Premièrement, que l’État et l’ensemble des collectivités publiques pratiquent la dématérialisation. Alors qu’il est parfois nécessaire d’attendre plusieurs semaines avant d’obtenir l’attestation de travail fait, ce qui fait courir les délais de paiement, grâce à la dématérialisation, celle-ci serait délivrée quasi immédiatement.
Deuxièmement, développer l’affacturage pour les sociétés rencontrant des difficultés.
Troisièmement, recourir au plan d’aide aux entreprises du bâtiment que le Gouvernement a engagé. Il est préférable de s’orienter vers cette solution plutôt que de reporter les difficultés d’un secteur de l’économie sur un autre, plus défavorisé encore.
Au final, je dois dire que je ne comprends pas très bien les motivations des auteurs de ces amendements.
Pour toutes ces raisons, la commission émet un avis défavorable.
M. le président. Quel est l’avis du Gouvernement ?
M. Benoît Hamon, ministre délégué. Le Gouvernement émet également un avis défavorable.
La réduction des délais de paiement pourrait en effet permettre de récupérer 11 milliards d’euros, au bénéfice de la trésorerie des entreprises. Cela leur offrirait de nouvelles capacités d’investissement, ce qui est leur objectif.

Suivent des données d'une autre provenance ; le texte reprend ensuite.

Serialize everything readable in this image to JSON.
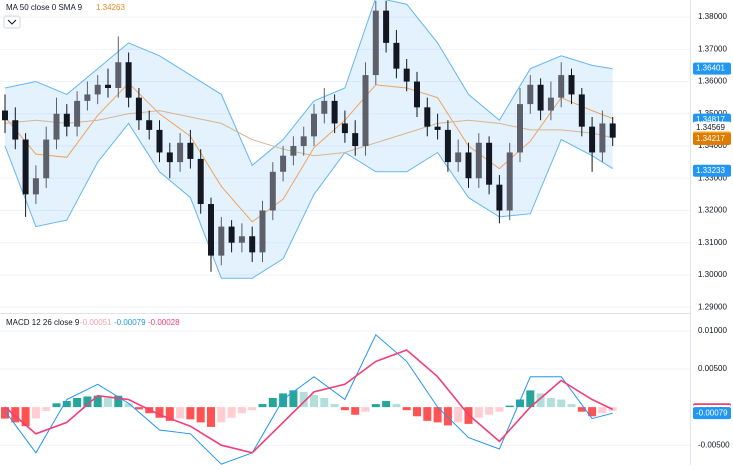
{
  "chart_data": [
    {
      "type": "candlestick",
      "title": "MA 50 close 0 SMA 9",
      "legend_value": 1.34263,
      "legend_color": "#e08a1e",
      "up_color": "#5d606b",
      "down_color": "#131722",
      "open": [
        1.351,
        1.348,
        1.342,
        1.325,
        1.33,
        1.342,
        1.35,
        1.346,
        1.354,
        1.356,
        1.359,
        1.358,
        1.366,
        1.355,
        1.348,
        1.345,
        1.338,
        1.335,
        1.341,
        1.336,
        1.322,
        1.306,
        1.315,
        1.31,
        1.312,
        1.307,
        1.32,
        1.332,
        1.337,
        1.34,
        1.343,
        1.35,
        1.354,
        1.347,
        1.344,
        1.34,
        1.362,
        1.382,
        1.372,
        1.364,
        1.36,
        1.352,
        1.346,
        1.345,
        1.335,
        1.338,
        1.33,
        1.341,
        1.328,
        1.32,
        1.338,
        1.353,
        1.359,
        1.351,
        1.355,
        1.362,
        1.356,
        1.346,
        1.338,
        1.347
      ],
      "high": [
        1.356,
        1.352,
        1.344,
        1.334,
        1.346,
        1.355,
        1.353,
        1.357,
        1.36,
        1.362,
        1.364,
        1.374,
        1.369,
        1.358,
        1.351,
        1.348,
        1.341,
        1.344,
        1.345,
        1.339,
        1.324,
        1.318,
        1.317,
        1.316,
        1.315,
        1.323,
        1.335,
        1.34,
        1.343,
        1.346,
        1.353,
        1.358,
        1.356,
        1.351,
        1.348,
        1.366,
        1.385,
        1.385,
        1.376,
        1.367,
        1.363,
        1.355,
        1.35,
        1.348,
        1.342,
        1.341,
        1.344,
        1.343,
        1.331,
        1.341,
        1.358,
        1.362,
        1.361,
        1.36,
        1.366,
        1.364,
        1.358,
        1.349,
        1.351,
        1.349
      ],
      "low": [
        1.344,
        1.339,
        1.318,
        1.322,
        1.327,
        1.339,
        1.343,
        1.343,
        1.351,
        1.353,
        1.355,
        1.355,
        1.352,
        1.345,
        1.342,
        1.335,
        1.33,
        1.332,
        1.333,
        1.319,
        1.301,
        1.303,
        1.307,
        1.307,
        1.304,
        1.304,
        1.317,
        1.329,
        1.334,
        1.337,
        1.34,
        1.347,
        1.344,
        1.341,
        1.337,
        1.337,
        1.359,
        1.369,
        1.361,
        1.357,
        1.349,
        1.343,
        1.342,
        1.332,
        1.332,
        1.327,
        1.327,
        1.325,
        1.316,
        1.317,
        1.335,
        1.35,
        1.348,
        1.348,
        1.352,
        1.353,
        1.343,
        1.332,
        1.335,
        1.34
      ],
      "close": [
        1.348,
        1.342,
        1.325,
        1.33,
        1.342,
        1.35,
        1.346,
        1.354,
        1.356,
        1.359,
        1.358,
        1.366,
        1.355,
        1.348,
        1.345,
        1.338,
        1.335,
        1.341,
        1.336,
        1.322,
        1.306,
        1.315,
        1.31,
        1.312,
        1.307,
        1.32,
        1.332,
        1.337,
        1.34,
        1.343,
        1.35,
        1.354,
        1.347,
        1.344,
        1.34,
        1.362,
        1.382,
        1.372,
        1.364,
        1.36,
        1.352,
        1.346,
        1.345,
        1.335,
        1.338,
        1.33,
        1.341,
        1.328,
        1.32,
        1.338,
        1.353,
        1.359,
        1.351,
        1.355,
        1.362,
        1.356,
        1.346,
        1.338,
        1.347,
        1.3426
      ],
      "overlays": {
        "x": [
          0,
          3,
          6,
          9,
          12,
          15,
          18,
          21,
          24,
          27,
          30,
          33,
          36,
          39,
          42,
          45,
          48,
          51,
          54,
          57,
          59
        ],
        "band_fill": "rgba(33,150,243,0.12)",
        "series": [
          {
            "color": "#64b5f6",
            "values": [
              1.358,
              1.36,
              1.356,
              1.364,
              1.372,
              1.368,
              1.362,
              1.356,
              1.334,
              1.342,
              1.354,
              1.358,
              1.386,
              1.384,
              1.372,
              1.356,
              1.348,
              1.364,
              1.368,
              1.365,
              1.364
            ]
          },
          {
            "color": "#64b5f6",
            "values": [
              1.34,
              1.315,
              1.317,
              1.335,
              1.347,
              1.332,
              1.324,
              1.299,
              1.299,
              1.305,
              1.325,
              1.338,
              1.332,
              1.332,
              1.338,
              1.324,
              1.318,
              1.319,
              1.342,
              1.337,
              1.333
            ]
          },
          {
            "color": "#f0a35e",
            "values": [
              1.349,
              1.3375,
              1.3365,
              1.3495,
              1.3595,
              1.35,
              1.343,
              1.3275,
              1.3165,
              1.3235,
              1.3395,
              1.348,
              1.359,
              1.358,
              1.355,
              1.34,
              1.333,
              1.3415,
              1.355,
              1.351,
              1.3485
            ]
          },
          {
            "color": "#d9b48f",
            "values": [
              1.347,
              1.348,
              1.347,
              1.348,
              1.35,
              1.351,
              1.349,
              1.347,
              1.342,
              1.339,
              1.337,
              1.338,
              1.341,
              1.344,
              1.347,
              1.348,
              1.347,
              1.345,
              1.345,
              1.344,
              1.3426
            ]
          }
        ]
      },
      "ylim": [
        1.2885,
        1.3853
      ],
      "yticks": [
        {
          "value": 1.38,
          "label": "1.38000"
        },
        {
          "value": 1.37,
          "label": "1.37000"
        },
        {
          "value": 1.36,
          "label": "1.36000"
        },
        {
          "value": 1.35,
          "label": "1.35000"
        },
        {
          "value": 1.34,
          "label": "1.34000"
        },
        {
          "value": 1.33,
          "label": "1.33000"
        },
        {
          "value": 1.32,
          "label": "1.32000"
        },
        {
          "value": 1.31,
          "label": "1.31000"
        },
        {
          "value": 1.3,
          "label": "1.30000"
        },
        {
          "value": 1.29,
          "label": "1.29000"
        }
      ],
      "price_labels": [
        {
          "value": 1.36401,
          "color": "#2196f3",
          "text_color": "#ffffff"
        },
        {
          "value": 1.34817,
          "color": "#2196f3",
          "text_color": "#ffffff"
        },
        {
          "value": 1.34569,
          "color": "#ffffff",
          "text_color": "#131722"
        },
        {
          "value": 1.34263,
          "color": "#f5a623",
          "text_color": "#ffffff"
        },
        {
          "value": 1.34217,
          "color": "#e07b00",
          "text_color": "#ffffff"
        },
        {
          "value": 1.33233,
          "color": "#2196f3",
          "text_color": "#ffffff"
        }
      ],
      "grid": true
    },
    {
      "type": "macd",
      "title": "MACD 12 26 close 9",
      "legend_values": [
        {
          "value": -0.00051,
          "color": "#f7a1b0"
        },
        {
          "value": -0.00079,
          "color": "#2196f3"
        },
        {
          "value": -0.00028,
          "color": "#f23d7a"
        }
      ],
      "histogram": [
        -0.0015,
        -0.002,
        -0.0025,
        -0.0015,
        -0.0005,
        0.0005,
        0.0008,
        0.0012,
        0.0014,
        0.0015,
        0.0012,
        0.0015,
        0.0005,
        -0.0003,
        -0.0008,
        -0.0014,
        -0.0018,
        -0.0015,
        -0.0016,
        -0.002,
        -0.0026,
        -0.002,
        -0.0014,
        -0.0008,
        -0.0004,
        0.0004,
        0.0012,
        0.0018,
        0.0022,
        0.002,
        0.0016,
        0.0012,
        0.0004,
        -0.0004,
        -0.001,
        -0.0006,
        0.0004,
        0.0008,
        0.0004,
        -0.0004,
        -0.0012,
        -0.0018,
        -0.002,
        -0.0024,
        -0.002,
        -0.0022,
        -0.0014,
        -0.001,
        -0.0006,
        0.0002,
        0.001,
        0.0022,
        0.0018,
        0.0012,
        0.001,
        0.0004,
        -0.0006,
        -0.0012,
        -0.0008,
        -0.0005
      ],
      "histogram_colors": {
        "up_rising": "#26a69a",
        "up_falling": "#b2dfdb",
        "down_falling": "#ff5252",
        "down_rising": "#ffcdd2"
      },
      "x": [
        0,
        3,
        6,
        9,
        12,
        15,
        18,
        21,
        24,
        27,
        30,
        33,
        36,
        39,
        42,
        45,
        48,
        51,
        54,
        57,
        59
      ],
      "series": [
        {
          "color": "#2196f3",
          "values": [
            -0.0005,
            -0.006,
            0.001,
            0.003,
            0.0005,
            -0.003,
            -0.0035,
            -0.0075,
            -0.006,
            0.001,
            0.004,
            0.001,
            0.0095,
            0.006,
            0.0,
            -0.004,
            -0.0055,
            0.004,
            0.004,
            -0.0015,
            -0.0008
          ]
        },
        {
          "color": "#f23d7a",
          "values": [
            0.0,
            -0.0035,
            -0.002,
            0.0015,
            0.001,
            -0.001,
            -0.0025,
            -0.005,
            -0.006,
            -0.002,
            0.002,
            0.003,
            0.006,
            0.0075,
            0.004,
            -0.001,
            -0.0045,
            0.0,
            0.0035,
            0.001,
            -0.0003
          ]
        }
      ],
      "ylim": [
        -0.0076,
        0.0121
      ],
      "yticks": [
        {
          "value": 0.01,
          "label": "0.01000"
        },
        {
          "value": 0.005,
          "label": "0.00500"
        },
        {
          "value": -0.005,
          "label": "-0.00500"
        }
      ],
      "price_labels": [
        {
          "value": -0.00028,
          "color": "#f23d7a",
          "text_color": "#ffffff"
        },
        {
          "value": -0.00051,
          "color": "#ffffff",
          "text_color": "#131722"
        },
        {
          "value": -0.00079,
          "color": "#2196f3",
          "text_color": "#ffffff"
        }
      ],
      "grid": true
    }
  ]
}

Permettre au secteur du bâtiment de déroger à cet objectif de réduction des délais de paiement, au nom de sa spécificité, n’irait pas dans le bon sens et ne favoriserait pas la bonne marche de l’économie française, qui, je le rappelle, est aujourd’hui une économie ouverte.
J’ajoute que l’État lui-même s’est fixé des objectifs en la matière pour le paiement de ses factures, sous trente jours, puis sous vingt jours.

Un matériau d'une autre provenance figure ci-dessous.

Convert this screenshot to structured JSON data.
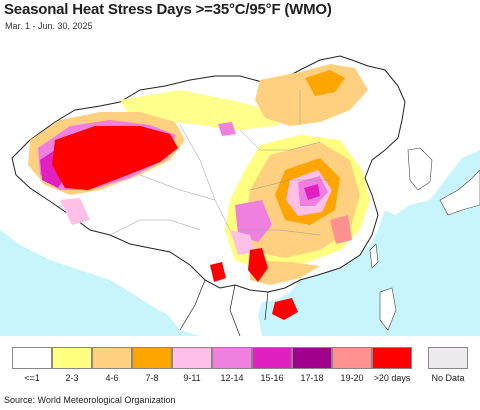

Il s’agit là d’un engagement fort de nombreux acteurs, publics et privés.
Si la dérogation au profit du secteur du bâtiment que proposent les auteurs de ces amendements devait être votée, si l’on devait offrir aux acheteurs de produits et de matériaux de construction la possibilité de payer leurs fournisseurs à soixante jours à compter de la facture récapitulative et donc, potentiellement, à quatre-vingt-dix jours net, cela mettrait en difficulté les plus petits, ceux qui travaillent aujourd’hui avec les entreprises du bâtiment. Une nouvelle fois, ce seraient les plus forts qui s’en sortiraient le mieux !
L’allongement des délais de paiement qui résulterait de ces amendements risquerait de peser avant tout sur la trésorerie des petits fournisseurs du bâtiment, qui seraient moins résistants en cas de difficultés de trésorerie. En effet, ces petites entreprises du bâtiment, compte tenu de leur faible poids individuel face aux négociants, n’ont déjà de fait pas droit à un délai de paiement de quarante-cinq jours ; les négociants leur accordent trente jours en règle générale.
Dans un secteur particulièrement pourvoyeur d’emplois et si sensible à la conjoncture économique, cette mesure risquerait de mettre en difficulté un grand nombre de petites entreprises.
Cette dérogation, aux termes de laquelle le délai de paiement passerait de quarante-cinq jours à soixante jours date d’émission de la facture, ne sert en réalité, à nos yeux, que les entreprises du bâtiment importantes, qui ne sont certes pas en grande forme, mais en faveur desquelles le Gouvernement a, je le rappelle, mis en place des plans spécifiques.
Ainsi, pour contribuer à résoudre les difficultés de trésorerie propres aux entreprises du bâtiment, d’autres mesures d’adaptation du cadre normatif ont été introduites à l’article 61 de ce projet loi ; ces mesures ont pour objet de réduire les délais paiement des clients en y intégrant des délais de vérification des travaux.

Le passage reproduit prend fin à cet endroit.